MOSUL, Iraq, Oct. 5 (Xinhua) -- U.S.-led coalition warplanes mistakenly struck pro-government fighters at a village in south of the city of Mosul, the last major Islamic State (IS) stronghold in Iraq, leaving 18 fighters killed and five others wounded, a provincial security source said on Wednesday.

The incident occurred on early Wednesday when the warplanes bombarded IS positions in the village of Haj Ali near the newly-freed town of Qayyara, some 550 km south of Mosul, but the airstrike mistakenly bombed the positions of the anti-IS paramilitary Sunni tribal fighters, the source told Xinhua on condition of anonymity.

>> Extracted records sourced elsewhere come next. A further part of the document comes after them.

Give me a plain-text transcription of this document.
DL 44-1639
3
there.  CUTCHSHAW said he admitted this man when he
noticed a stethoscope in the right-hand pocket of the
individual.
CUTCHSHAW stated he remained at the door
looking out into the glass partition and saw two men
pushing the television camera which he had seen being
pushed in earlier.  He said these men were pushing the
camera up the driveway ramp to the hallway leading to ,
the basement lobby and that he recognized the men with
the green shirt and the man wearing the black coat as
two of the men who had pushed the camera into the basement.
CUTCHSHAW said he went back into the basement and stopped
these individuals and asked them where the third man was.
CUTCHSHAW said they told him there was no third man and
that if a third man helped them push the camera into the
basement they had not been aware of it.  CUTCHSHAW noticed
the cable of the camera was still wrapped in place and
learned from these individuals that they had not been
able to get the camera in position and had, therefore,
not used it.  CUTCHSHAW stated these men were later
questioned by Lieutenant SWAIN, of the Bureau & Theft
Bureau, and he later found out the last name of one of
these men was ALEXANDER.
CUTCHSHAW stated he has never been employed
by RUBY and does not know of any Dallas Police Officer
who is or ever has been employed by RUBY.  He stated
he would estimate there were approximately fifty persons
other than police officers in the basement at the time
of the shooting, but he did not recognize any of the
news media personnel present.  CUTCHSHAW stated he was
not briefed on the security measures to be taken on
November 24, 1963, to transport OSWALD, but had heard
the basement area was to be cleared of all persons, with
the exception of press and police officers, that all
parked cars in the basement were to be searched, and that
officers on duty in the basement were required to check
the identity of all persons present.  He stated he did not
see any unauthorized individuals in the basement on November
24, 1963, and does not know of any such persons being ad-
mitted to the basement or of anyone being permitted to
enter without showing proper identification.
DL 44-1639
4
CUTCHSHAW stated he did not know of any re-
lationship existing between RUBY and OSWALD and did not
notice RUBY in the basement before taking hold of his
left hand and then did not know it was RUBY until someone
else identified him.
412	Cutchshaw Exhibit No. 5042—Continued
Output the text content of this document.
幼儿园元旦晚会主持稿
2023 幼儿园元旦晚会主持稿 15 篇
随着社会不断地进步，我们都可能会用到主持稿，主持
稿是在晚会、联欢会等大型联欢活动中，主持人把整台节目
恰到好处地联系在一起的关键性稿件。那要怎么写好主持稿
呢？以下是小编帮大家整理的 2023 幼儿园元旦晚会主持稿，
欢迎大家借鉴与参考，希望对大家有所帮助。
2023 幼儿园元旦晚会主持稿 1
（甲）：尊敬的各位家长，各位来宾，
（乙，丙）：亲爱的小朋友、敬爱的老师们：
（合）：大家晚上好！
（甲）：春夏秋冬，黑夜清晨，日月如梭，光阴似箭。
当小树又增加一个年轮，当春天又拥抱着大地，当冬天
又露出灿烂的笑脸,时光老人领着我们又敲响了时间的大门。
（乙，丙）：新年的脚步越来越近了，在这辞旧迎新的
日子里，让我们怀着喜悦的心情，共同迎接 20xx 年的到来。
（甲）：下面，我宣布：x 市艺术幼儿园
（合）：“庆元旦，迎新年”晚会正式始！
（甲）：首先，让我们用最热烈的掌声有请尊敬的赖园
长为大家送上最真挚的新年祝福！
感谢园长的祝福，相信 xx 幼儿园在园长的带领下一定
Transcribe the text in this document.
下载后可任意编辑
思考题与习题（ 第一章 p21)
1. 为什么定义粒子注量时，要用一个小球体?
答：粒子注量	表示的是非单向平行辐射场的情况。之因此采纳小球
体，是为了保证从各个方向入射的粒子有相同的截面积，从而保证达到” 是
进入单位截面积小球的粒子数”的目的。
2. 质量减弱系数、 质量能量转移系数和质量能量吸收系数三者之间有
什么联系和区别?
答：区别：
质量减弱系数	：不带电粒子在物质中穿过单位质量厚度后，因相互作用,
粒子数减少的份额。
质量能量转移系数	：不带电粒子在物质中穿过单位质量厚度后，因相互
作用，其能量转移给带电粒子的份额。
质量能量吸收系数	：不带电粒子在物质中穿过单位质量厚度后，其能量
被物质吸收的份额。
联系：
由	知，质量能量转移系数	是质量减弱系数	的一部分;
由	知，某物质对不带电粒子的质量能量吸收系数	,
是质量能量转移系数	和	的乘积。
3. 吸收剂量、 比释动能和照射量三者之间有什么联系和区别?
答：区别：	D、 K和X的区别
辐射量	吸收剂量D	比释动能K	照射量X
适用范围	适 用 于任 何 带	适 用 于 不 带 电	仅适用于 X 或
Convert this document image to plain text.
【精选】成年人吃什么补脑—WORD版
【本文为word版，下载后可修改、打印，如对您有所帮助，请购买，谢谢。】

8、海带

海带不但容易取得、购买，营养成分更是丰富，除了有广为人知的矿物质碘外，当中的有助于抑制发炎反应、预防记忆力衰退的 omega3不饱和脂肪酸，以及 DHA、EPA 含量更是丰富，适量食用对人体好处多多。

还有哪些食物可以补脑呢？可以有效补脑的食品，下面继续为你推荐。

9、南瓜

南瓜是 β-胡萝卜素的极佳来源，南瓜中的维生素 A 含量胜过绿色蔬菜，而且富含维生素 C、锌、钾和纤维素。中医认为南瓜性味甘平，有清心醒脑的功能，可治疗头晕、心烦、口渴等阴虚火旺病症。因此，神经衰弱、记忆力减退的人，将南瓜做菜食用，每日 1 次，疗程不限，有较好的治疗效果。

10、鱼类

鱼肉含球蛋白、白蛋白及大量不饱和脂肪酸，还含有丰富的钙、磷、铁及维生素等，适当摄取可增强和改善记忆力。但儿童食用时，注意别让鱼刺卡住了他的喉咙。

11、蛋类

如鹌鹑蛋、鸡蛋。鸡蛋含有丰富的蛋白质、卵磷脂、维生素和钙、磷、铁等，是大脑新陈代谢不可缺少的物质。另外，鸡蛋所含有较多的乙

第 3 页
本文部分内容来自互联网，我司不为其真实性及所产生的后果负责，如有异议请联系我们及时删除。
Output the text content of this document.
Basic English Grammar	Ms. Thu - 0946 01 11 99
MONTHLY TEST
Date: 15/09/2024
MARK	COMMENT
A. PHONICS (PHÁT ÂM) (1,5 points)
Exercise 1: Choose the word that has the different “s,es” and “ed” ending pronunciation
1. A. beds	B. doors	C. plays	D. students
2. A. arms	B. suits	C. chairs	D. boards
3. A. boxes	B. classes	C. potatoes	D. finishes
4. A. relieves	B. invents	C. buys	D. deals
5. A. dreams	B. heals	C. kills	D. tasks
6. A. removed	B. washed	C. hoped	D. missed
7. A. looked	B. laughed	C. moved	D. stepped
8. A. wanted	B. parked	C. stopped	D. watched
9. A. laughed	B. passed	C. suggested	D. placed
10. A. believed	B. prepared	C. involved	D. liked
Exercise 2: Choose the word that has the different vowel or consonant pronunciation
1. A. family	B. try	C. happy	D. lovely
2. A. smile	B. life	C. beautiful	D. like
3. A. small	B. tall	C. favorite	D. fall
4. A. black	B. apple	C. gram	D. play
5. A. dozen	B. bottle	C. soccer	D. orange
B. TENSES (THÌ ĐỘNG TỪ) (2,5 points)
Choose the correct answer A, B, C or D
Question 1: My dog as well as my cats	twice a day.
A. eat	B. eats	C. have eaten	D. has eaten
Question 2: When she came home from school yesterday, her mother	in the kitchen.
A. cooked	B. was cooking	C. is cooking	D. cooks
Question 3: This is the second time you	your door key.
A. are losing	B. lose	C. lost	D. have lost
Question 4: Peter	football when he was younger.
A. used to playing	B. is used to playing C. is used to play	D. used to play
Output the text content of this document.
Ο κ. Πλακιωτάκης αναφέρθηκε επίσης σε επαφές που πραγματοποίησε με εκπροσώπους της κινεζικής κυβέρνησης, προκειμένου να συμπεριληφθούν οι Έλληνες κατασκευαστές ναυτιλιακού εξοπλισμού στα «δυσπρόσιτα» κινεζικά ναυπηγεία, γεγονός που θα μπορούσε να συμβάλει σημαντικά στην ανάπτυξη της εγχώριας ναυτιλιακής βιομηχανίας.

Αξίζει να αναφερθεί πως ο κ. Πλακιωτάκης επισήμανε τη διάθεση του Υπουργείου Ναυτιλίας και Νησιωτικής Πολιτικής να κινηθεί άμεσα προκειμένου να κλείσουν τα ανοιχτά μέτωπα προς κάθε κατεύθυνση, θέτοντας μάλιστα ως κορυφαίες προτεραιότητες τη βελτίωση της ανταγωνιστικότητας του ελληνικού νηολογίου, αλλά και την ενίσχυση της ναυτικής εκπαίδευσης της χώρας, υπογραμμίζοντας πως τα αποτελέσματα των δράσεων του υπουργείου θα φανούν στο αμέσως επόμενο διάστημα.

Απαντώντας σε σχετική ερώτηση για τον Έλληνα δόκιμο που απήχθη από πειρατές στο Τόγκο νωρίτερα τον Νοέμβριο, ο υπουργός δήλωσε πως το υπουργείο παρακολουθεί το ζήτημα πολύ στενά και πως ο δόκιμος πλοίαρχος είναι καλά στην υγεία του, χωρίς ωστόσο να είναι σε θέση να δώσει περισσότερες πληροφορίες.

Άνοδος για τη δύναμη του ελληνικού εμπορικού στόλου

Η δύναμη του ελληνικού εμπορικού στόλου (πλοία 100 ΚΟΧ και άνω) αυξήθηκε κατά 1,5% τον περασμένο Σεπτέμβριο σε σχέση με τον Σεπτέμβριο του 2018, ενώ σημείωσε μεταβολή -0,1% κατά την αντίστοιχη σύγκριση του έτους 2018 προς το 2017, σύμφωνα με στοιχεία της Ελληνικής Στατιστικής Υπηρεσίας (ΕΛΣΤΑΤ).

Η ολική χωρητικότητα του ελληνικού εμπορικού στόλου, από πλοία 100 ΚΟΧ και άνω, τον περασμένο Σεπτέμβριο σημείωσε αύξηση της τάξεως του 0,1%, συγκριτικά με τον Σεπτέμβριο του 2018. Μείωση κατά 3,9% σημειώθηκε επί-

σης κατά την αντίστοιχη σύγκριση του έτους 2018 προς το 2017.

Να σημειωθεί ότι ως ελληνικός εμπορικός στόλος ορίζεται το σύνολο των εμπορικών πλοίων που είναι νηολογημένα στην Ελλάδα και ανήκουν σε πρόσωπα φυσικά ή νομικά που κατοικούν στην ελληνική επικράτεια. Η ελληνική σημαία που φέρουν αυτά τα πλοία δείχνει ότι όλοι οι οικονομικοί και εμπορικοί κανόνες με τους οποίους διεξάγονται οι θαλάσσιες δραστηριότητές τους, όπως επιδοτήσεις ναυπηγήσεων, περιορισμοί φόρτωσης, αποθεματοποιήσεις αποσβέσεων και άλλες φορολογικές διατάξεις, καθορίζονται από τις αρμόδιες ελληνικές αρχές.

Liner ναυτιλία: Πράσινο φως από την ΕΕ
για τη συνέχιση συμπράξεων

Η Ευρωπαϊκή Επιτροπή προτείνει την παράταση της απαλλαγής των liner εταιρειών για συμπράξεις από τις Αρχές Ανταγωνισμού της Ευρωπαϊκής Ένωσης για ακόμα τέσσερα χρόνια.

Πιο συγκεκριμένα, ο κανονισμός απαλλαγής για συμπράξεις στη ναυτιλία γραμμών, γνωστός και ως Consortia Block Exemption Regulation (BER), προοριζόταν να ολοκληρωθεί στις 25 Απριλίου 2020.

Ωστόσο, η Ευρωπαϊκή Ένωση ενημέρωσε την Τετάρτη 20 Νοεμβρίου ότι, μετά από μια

The security forces launched a probe into the incident, while the troops and rescue teams are still looking for more bodies under debris of the destroyed posts, the source said.

The incident came as the Iraqi security forces and allied U.S.-led coalition forces are preparing for a major offensive to liberate Mosul, the capital of Iraq's northern province of Nineveh.

Mosul, some 400 km north of the Iraqi capital of Baghdad, is the second largest city in Iraq. The city has been under IS control since June 2014, when Iraqi government forces abandoned their weapons and fled, enabling IS militants to take control of parts of Iraq's northern and western regions.